Broadening and expansion of the export range of products and services require a robust set of measures in areas such as trade policy, coordination of sectoral policies, diversification, and business reforms. In particular, the countries that are in the center of the CAREC region’s trade flows such as Uzbekistan and Kazakhstan should step up their initiatives for industrial change and closer cooperation among the CAREC countries. We analyze the importance of such initiatives by CAREC countries and discuss the need for further steps in developing production that is based on countries’ natural or historically accumulated comparative advantages. We suggest that initiatives can be clustered into economic corridors that provide economies of scale and scope and good connectivity, and therefore the impact can be scaled up. However, corridor development must be well aligned with the overall economic policies and development plans of the countries involved.

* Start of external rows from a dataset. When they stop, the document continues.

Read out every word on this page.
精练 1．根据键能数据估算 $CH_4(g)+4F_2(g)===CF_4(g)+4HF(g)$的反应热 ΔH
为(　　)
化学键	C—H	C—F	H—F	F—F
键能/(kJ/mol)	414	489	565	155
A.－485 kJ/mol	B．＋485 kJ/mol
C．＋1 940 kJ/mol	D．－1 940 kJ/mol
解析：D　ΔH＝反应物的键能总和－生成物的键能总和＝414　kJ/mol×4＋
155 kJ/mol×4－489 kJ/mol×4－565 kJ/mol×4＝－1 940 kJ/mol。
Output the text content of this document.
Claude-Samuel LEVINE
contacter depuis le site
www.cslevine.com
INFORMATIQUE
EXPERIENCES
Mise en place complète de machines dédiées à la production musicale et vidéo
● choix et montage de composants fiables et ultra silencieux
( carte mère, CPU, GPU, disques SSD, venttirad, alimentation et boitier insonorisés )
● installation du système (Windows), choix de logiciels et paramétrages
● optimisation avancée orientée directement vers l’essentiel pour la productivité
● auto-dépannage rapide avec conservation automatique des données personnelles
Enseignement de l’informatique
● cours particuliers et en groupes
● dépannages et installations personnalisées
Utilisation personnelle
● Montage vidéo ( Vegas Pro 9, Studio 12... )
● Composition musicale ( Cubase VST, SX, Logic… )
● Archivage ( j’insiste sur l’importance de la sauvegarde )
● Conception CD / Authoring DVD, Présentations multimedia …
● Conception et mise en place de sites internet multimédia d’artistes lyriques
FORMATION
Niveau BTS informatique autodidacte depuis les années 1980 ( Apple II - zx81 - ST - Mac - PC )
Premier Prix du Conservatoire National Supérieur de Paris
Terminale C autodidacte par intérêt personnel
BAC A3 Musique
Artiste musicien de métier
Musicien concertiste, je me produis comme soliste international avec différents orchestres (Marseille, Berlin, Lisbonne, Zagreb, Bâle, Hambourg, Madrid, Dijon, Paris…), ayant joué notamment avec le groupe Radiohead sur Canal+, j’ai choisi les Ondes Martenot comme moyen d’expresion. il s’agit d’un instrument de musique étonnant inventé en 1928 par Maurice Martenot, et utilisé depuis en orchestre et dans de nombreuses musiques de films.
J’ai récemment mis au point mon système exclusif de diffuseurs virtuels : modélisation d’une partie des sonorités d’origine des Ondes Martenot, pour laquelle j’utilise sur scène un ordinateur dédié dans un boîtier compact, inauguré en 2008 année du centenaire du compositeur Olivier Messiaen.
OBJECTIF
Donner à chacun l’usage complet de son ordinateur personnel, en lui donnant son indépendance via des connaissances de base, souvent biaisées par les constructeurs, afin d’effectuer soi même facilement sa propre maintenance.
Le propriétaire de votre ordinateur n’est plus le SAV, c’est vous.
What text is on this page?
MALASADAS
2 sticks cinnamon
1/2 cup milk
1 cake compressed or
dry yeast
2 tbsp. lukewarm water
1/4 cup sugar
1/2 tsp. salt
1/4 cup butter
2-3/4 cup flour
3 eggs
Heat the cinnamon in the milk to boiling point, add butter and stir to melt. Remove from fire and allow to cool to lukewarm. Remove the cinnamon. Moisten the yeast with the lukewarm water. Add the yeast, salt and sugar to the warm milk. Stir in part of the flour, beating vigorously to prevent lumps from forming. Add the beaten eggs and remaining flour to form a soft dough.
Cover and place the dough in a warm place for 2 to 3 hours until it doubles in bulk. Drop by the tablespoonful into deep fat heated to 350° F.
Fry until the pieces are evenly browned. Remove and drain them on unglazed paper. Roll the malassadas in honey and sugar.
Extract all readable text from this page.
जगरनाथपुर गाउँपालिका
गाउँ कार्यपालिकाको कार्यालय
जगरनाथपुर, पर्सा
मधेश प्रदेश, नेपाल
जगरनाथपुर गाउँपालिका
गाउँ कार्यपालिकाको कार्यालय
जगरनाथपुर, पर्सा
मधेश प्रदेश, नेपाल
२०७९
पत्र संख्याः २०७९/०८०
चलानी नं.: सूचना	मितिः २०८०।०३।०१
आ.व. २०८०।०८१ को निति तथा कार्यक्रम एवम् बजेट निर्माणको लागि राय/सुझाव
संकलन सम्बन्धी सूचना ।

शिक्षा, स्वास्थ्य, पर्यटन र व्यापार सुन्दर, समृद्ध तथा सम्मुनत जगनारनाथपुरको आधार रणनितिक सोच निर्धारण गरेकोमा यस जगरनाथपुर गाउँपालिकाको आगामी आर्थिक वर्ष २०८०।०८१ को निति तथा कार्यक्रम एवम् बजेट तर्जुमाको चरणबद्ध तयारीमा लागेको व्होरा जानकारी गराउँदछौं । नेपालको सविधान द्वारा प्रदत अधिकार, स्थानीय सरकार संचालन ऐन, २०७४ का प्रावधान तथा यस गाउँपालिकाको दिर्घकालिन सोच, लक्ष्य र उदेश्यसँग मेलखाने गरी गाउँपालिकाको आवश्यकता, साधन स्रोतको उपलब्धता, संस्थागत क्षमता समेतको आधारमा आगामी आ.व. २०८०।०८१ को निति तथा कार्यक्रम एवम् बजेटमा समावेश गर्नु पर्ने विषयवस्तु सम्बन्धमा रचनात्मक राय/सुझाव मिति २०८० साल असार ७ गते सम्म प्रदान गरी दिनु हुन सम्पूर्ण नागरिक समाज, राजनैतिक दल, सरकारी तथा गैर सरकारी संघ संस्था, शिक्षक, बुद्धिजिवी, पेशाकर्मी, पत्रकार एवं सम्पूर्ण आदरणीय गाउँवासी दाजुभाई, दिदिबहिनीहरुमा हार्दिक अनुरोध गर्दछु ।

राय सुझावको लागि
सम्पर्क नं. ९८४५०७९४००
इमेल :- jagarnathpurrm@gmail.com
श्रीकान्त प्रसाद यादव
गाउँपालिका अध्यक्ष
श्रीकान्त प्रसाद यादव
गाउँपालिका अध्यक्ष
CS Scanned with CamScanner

We conclude that progress will require redesigning schemes both for local and foreign investments, along with the development of capital markets. Trade facilitation remains an overarching objective. Better coordination of sectoral policies and priorities by measures for collaborative policy formulation and implementation, alignment of national and regional planning, and regulatory convergence in the region are required. Recommendations include suggestions to revise development plans in the light of accelerated technological change, not least due to COVID-19, and to facilitate the social change brought about by the technological change by active requalification and labor market policies.